Gejala Dan Penyebab Asma Pada Balita

Asma pada balita merupakan kondisi terganggunya pernapasan akibat adanya penyempitan pada saluran pernapasan. Selain itu, Asma juga bisa terjadi akibat adanya kelainan pada saluran pernapasan, misalnya banyaknya saluran lendir, terjadinya kerutan pada otot saluran napas, adanya pembengkakan pada saluran lendir, infeksi jamur, dan lain-lain. Asma merupakan penyakit yang sangat menyiksa, apalagi jika menyerang anak usia balita. Untuk itu, orang tua harus memiliki pengetahuan yang cukup untuk mengatasi masalah balita asma.

Pengetahuan orang tua mengenai asma pada balita akan sangat membantu orang tua untuk menghindarkan anak dari kemungkinan terburuk akibat penanganan asma yang kurang baik. Pengetahuan tersebut juga akan memudahkan orang tua untuk mengatasi masalah balita asma, karena penanganan tidak tepat bisa menghambat tumbuh kembang anak di masa yang akan datang. Nah, sebelum mengetahui gejala dari penyakit asma, terlebih dahulu Anda harus mengetahui penyebab asma pada balita, yang diantaranya adalah : faktor genetik, mengalami kelainan sejak lahir, faktor alergen (makanan, buku binatang, suhu dan lain sebagainya).

 Sedangkan gejala yang akan muncul pada balita asma bisa dikenali dari beberapa hal berikut:

  •  Batuk-batuk pada malam hari maupun ketika bermain
  •  Batuk tidak kunjung sembuh/menahun
  •  Napasnya memburu, kadang disertai suara seperti peluit (mengi)
  •  Sesak napas dan rasa nyeri di dada.
  •  Setiap kali bernapas, dadanya akan terlihat naik turun yang menandakan kesulitan bernapas.
  •  Sulit tidur dan beraktivitas karena gangguan asma.

Banyak cara yang bisa dilakukan untuk menghindarkan anak balita dari asma, diantaranya adalah menjauhkan anak dari paparan debu, polusi, dan faktor pemicu alergi, seperti makanan, binatang, kapuk, cuaca, dan lain-lain.
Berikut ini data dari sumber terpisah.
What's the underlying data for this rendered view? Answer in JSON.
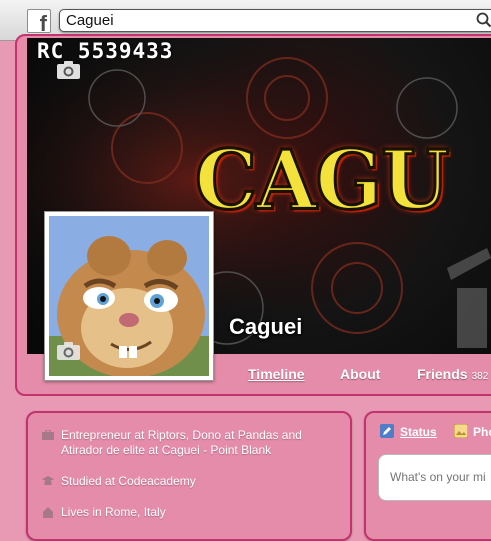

Meskipun derita asma bisa menghilang dengan sendirinya berjalannya waktu, namun penanganan yang tepat dapat membantu meringankan derita asma pada balita, berikut ini upaya penanganan pada balita asma :

  1. Untuk serangan asma ringan, Anda bisa memberikan Inhaler atau serbuk halus yang dihirup yang digunakan sebagai upaya untuk mencegah terjadinya serangan asma
  2. Untuk memastikan kondisi kesehatan balita asma, Anda harus rutin melakukan pemeriksaan ke dokter specialis anak.
  3. Lakukan penguapan atau Nebulizer yang digunakan untuk mengatasi serangan asma. Cara ini sangat tepat untuk membantu melonggarkan saluran pernapasan, namun obat yang digunakan tentu harus sesuai dengan petunjuk dokter anak.
  4. Jika upaya medis tidak membuahkan hasil, Anda bisa mencoba ramuan tradisional yang berkhasiat meredakan derita asma pada balita.

Selain upaya pengobatan, Anda juga harus memperhatikan beberapa hal yang bisa memperburuk kondisi balita asma, yang diantaranya :

  •  Pastikan kebersihan ruangan terjaga dengan baik
  •  PastikanVentilasi berfungsi baik
  •  Bersihkan perabotan dari debu dan kotoran
  •  Hindarkan anak dari binatang peliharaan
  •  Hindarkan anak dari makanan pemicu alergi, misalnya kacang, telur, makanan laut, dan lain-lain.

 Semoga informasi tentang asma pada balita diatas bermanfaat bagi Anda semua.